I suspect that the achievement industry mind-set accompanies quite a few UChicago students (myself included) to Hyde Park. Once here, it evolves into this school’s famous anxiety. Along with top-notch grades and SAT scores, everyone here—by virtue of being here—had to meet formidable benchmarks of success. The achievement industry had conveniently set them out for us in high school—the medals, gavels, and scholarships that we eagerly snapped up and slapped on our résumé. Yet suddenly, those ready-made goals are fewer and farther between.
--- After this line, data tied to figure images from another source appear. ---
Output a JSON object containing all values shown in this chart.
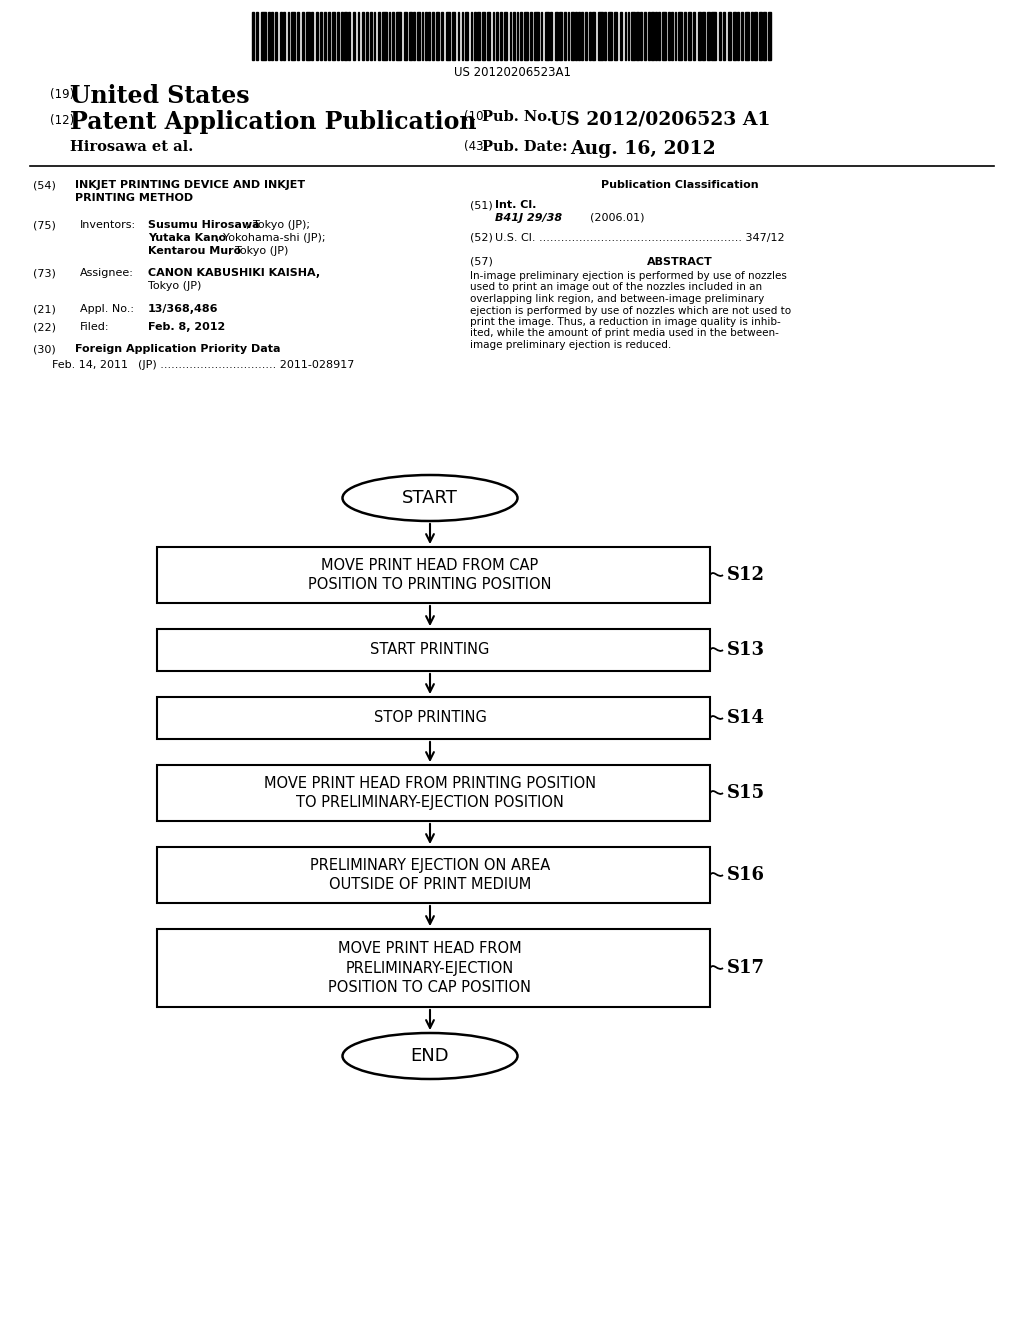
{
  "background_color": "#ffffff",
  "barcode_text": "US 20120206523A1",
  "header": {
    "line1_num": "(19)",
    "line1_text": "United States",
    "line2_num": "(12)",
    "line2_text": "Patent Application Publication",
    "line3_right1_num": "(10)",
    "line3_right1_text": "Pub. No.:",
    "line3_right1_val": "US 2012/0206523 A1",
    "line4_left": "Hirosawa et al.",
    "line4_right_num": "(43)",
    "line4_right_text": "Pub. Date:",
    "line4_right_val": "Aug. 16, 2012"
  },
  "flowchart": {
    "start_text": "START",
    "end_text": "END",
    "steps": [
      {
        "id": "S12",
        "text": "MOVE PRINT HEAD FROM CAP\nPOSITION TO PRINTING POSITION",
        "lines": 2
      },
      {
        "id": "S13",
        "text": "START PRINTING",
        "lines": 1
      },
      {
        "id": "S14",
        "text": "STOP PRINTING",
        "lines": 1
      },
      {
        "id": "S15",
        "text": "MOVE PRINT HEAD FROM PRINTING POSITION\nTO PRELIMINARY-EJECTION POSITION",
        "lines": 2
      },
      {
        "id": "S16",
        "text": "PRELIMINARY EJECTION ON AREA\nOUTSIDE OF PRINT MEDIUM",
        "lines": 2
      },
      {
        "id": "S17",
        "text": "MOVE PRINT HEAD FROM\nPRELIMINARY-EJECTION\nPOSITION TO CAP POSITION",
        "lines": 3
      }
    ]
  },
  "abstract_lines": [
    "In-image preliminary ejection is performed by use of nozzles",
    "used to print an image out of the nozzles included in an",
    "overlapping link region, and between-image preliminary",
    "ejection is performed by use of nozzles which are not used to",
    "print the image. Thus, a reduction in image quality is inhib-",
    "ited, while the amount of print media used in the between-",
    "image preliminary ejection is reduced."
  ]
}
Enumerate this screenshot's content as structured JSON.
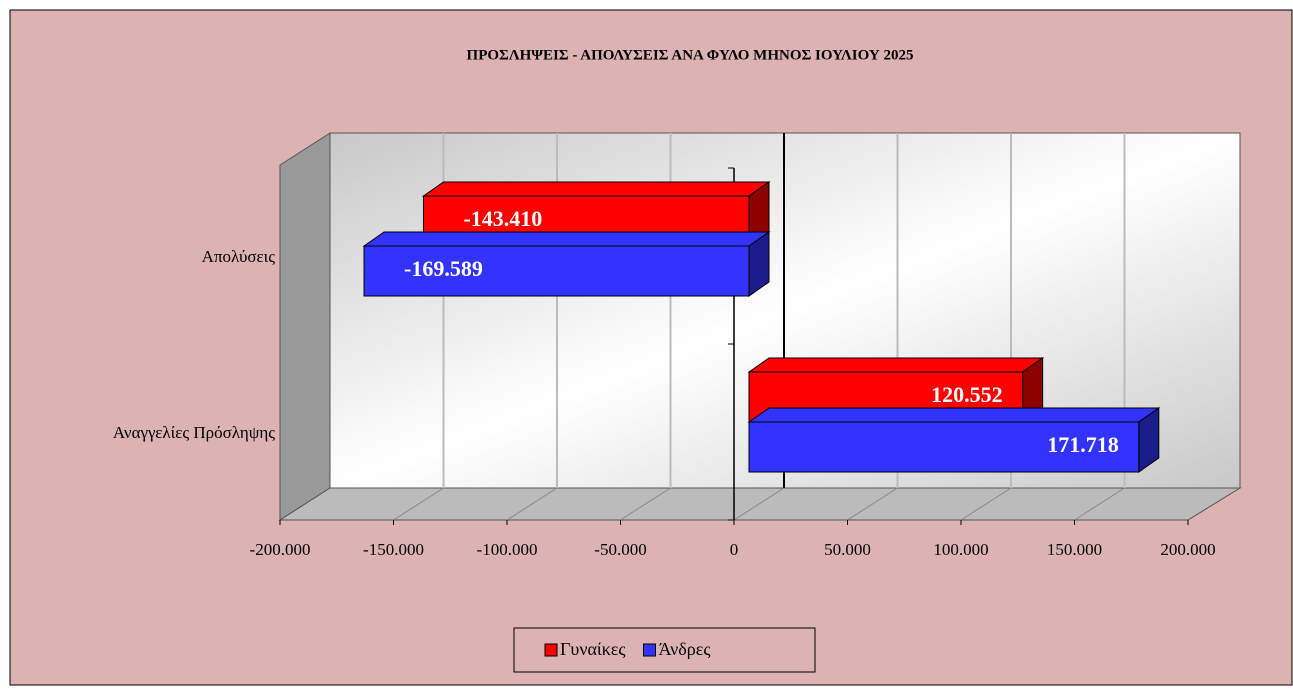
{
  "chart_data": {
    "type": "bar",
    "orientation": "horizontal",
    "title": "ΠΡΟΣΛΗΨΕΙΣ - ΑΠΟΛΥΣΕΙΣ ΑΝΑ ΦΥΛΟ ΜΗΝΟΣ  ΙΟΥΛΙΟΥ  2025",
    "categories": [
      "Απολύσεις",
      "Αναγγελίες Πρόσληψης"
    ],
    "series": [
      {
        "name": "Γυναίκες",
        "color": "#ff0000",
        "values": [
          -143410,
          120552
        ],
        "value_labels": [
          "-143.410",
          "120.552"
        ]
      },
      {
        "name": "Άνδρες",
        "color": "#3333ff",
        "values": [
          -169589,
          171718
        ],
        "value_labels": [
          "-169.589",
          "171.718"
        ]
      }
    ],
    "xlim": [
      -200000,
      200000
    ],
    "xticks": [
      {
        "value": -200000,
        "label": "-200.000"
      },
      {
        "value": -150000,
        "label": "-150.000"
      },
      {
        "value": -100000,
        "label": "-100.000"
      },
      {
        "value": -50000,
        "label": "-50.000"
      },
      0,
      {
        "value": 50000,
        "label": "50.000"
      },
      {
        "value": 100000,
        "label": "100.000"
      },
      {
        "value": 150000,
        "label": "150.000"
      },
      {
        "value": 200000,
        "label": "200.000"
      }
    ],
    "grid": true,
    "legend": "bottom"
  }
}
Instead, we have a much steeper grading curve and a gnawing anxiety about everyone who reads more books, speaks more languages, makes more insightful comments in Hum, or otherwise seems smarter than us.
Intimidated by our peers, it’s easy to forget our own savvy with music, sports, computers, or whatever other unique “tradecraft” got us this far. If, two and a half weeks into 2014, you’re still looking for a New Year’s resolution, I recommend taking up Levey’s advice and “practicing” it. Compose a symphony, write a software program, or hone your bridge strategy for the weekly games in Ida Noyes. When Friday or the next break rolls around, have a project ready that will help you transcend the week’s anxieties and give you a unique end product to share with the world.
Just don’t write an article about fracking in Johnson County. That project’s taken.
Patrick Reilly is a first-year in the College.